In this notebook, we demonstrate a Principal Component Analysis (PCA) implementation using NumPy and compare it with `scikit-learn`'s PCA.

---

### Objectives

- Understand the PCA algorithm step-by-step
- Implement PCA from scratch
- Visualize explained variance
- Compare projections from custom vs `sklearn` PCA


**Library Imports**

In [None]:
import numpy as np
import matplotlib.pyplot as plt
from sklearn.datasets import load_wine
from sklearn.model_selection import train_test_split
from sklearn.preprocessing import StandardScaler
from sklearn.decomposition import PCA as SklearnPCA
from pca import PCAFromScratch

**## 1. Load and Standardize the Wine Dataset
**

In [None]:
X, y = load_wine(return_X_y=True)
x_train, x_test, y_train, y_test = train_test_split(X, y, test_size=0.3, stratify=y, random_state=42)

scaler = StandardScaler()
x_train_sd = scaler.fit_transform(x_train)
x_test_sd = scaler.transform(x_test)

**## 2. Apply PCA from Scratch
We compute the eigenvectors and eigenvalues of the covariance matrix of the standardized data.
**

In [None]:
pca_scratch = PCAFromScratch(n_components=2)
x_train_pca = pca_scratch.fit_transform(x_train_sd)

## 3. Explained Variance (Custom PCA)

Let's examine the amount of variance captured by each of the two components.


In [None]:
explained = pca_scratch.explained_variance_
plt.bar(range(1, len(explained)+1), explained / np.sum(explained))
plt.title("Explained Variance Ratio (Custom PCA)")
plt.xlabel("Principal Components")
plt.ylabel("Ratio of Variance Explained")
plt.grid(True)
plt.show()

**## 4. Apply scikit-learn PCA for Comparison
**

In [None]:
pca_sklearn = SklearnPCA(n_components=2)
x_train_skpca = pca_sklearn.fit_transform(x_train_sd)

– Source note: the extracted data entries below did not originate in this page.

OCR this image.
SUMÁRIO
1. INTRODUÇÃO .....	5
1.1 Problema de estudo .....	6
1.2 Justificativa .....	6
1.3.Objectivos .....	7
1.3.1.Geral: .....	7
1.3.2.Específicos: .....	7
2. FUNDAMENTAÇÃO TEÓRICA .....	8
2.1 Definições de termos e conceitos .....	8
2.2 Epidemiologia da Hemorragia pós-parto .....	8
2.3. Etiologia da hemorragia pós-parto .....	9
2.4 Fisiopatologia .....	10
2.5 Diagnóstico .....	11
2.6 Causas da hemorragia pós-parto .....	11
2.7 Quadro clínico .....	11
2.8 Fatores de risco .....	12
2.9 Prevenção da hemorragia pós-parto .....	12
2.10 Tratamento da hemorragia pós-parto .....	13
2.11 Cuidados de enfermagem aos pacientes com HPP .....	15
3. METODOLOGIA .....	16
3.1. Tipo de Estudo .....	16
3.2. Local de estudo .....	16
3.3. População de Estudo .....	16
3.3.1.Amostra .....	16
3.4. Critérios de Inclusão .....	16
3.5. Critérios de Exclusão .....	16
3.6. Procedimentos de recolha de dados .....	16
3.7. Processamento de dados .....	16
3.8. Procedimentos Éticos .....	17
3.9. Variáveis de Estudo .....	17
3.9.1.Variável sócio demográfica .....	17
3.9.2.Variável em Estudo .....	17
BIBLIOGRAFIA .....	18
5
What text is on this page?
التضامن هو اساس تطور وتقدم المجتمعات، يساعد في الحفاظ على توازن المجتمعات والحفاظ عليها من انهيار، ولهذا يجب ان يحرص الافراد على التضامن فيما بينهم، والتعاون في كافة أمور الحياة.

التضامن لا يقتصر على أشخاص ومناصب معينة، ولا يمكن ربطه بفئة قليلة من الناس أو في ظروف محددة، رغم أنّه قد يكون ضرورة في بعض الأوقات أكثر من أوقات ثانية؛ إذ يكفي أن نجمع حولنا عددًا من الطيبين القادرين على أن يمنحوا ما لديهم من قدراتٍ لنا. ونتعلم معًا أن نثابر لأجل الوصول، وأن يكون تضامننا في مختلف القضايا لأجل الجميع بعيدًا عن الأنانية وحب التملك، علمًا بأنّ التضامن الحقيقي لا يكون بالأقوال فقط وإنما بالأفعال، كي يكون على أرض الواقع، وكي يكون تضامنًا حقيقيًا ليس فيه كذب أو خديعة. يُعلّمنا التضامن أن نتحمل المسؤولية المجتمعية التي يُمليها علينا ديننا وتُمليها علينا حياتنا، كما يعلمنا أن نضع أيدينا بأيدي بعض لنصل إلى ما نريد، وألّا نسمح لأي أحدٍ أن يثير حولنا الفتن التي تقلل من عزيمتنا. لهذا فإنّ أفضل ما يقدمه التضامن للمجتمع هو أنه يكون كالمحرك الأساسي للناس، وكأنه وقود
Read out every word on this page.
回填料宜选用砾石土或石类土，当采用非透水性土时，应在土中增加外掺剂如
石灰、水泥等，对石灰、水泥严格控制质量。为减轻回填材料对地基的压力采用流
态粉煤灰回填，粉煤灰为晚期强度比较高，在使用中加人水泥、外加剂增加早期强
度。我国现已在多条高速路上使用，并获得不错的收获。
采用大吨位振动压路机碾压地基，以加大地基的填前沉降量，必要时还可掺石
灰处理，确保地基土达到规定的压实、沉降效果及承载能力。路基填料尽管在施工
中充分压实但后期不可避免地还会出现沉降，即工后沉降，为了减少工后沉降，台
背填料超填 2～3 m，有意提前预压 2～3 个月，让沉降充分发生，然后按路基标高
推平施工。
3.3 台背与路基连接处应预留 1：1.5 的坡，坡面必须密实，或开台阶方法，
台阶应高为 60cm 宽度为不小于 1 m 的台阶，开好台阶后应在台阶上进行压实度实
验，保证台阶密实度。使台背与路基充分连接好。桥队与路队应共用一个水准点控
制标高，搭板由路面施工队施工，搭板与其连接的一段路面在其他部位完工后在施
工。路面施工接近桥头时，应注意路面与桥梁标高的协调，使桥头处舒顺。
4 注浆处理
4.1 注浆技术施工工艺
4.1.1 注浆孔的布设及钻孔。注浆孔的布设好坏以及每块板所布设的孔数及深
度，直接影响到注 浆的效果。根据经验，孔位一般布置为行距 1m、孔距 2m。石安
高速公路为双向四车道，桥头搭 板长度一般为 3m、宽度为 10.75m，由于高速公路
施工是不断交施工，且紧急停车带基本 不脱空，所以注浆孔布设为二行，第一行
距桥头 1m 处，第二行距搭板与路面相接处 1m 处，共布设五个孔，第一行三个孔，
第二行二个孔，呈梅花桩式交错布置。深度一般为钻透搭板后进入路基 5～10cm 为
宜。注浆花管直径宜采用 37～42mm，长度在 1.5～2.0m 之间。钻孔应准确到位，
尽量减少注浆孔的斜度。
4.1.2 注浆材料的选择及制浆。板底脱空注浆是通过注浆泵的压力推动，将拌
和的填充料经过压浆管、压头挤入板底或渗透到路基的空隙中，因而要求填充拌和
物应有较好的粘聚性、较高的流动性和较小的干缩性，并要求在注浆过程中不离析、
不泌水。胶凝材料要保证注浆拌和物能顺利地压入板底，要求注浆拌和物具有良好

**## 5. Visualize the Projections
Let's compare how well both PCA methods separate the wine classes in 2D space.
**

In [None]:
fig, axes = plt.subplots(1, 2, figsize=(12, 5))
colors = ['red', 'green', 'blue']
labels = ['Class 0', 'Class 1', 'Class 2']

# Custom PCA plot
for i, color in zip(np.unique(y_train), colors):
    axes[0].scatter(x_train_pca[y_train == i, 0], x_train_pca[y_train == i, 1],
                    color=color, label=labels[i])
axes[0].set_title("Custom PCA")
axes[0].legend()

# Sklearn PCA plot
for i, color in zip(np.unique(y_train), colors):
    axes[1].scatter(x_train_skpca[y_train == i, 0], x_train_skpca[y_train == i, 1],
                    color=color, label=labels[i])
axes[1].set_title("Sklearn PCA")
axes[1].legend()

plt.suptitle("PCA Comparison: Custom vs Sklearn")
plt.tight_layout()
plt.show()

## 🧩 Conclusion

- Both PCA implementations successfully reduce the data to 2 dimensions.
- The custom implementation captures the variance and clusters well, comparable to `scikit-learn`.
- This validates our eigenvector-based method against industry-standard libraries.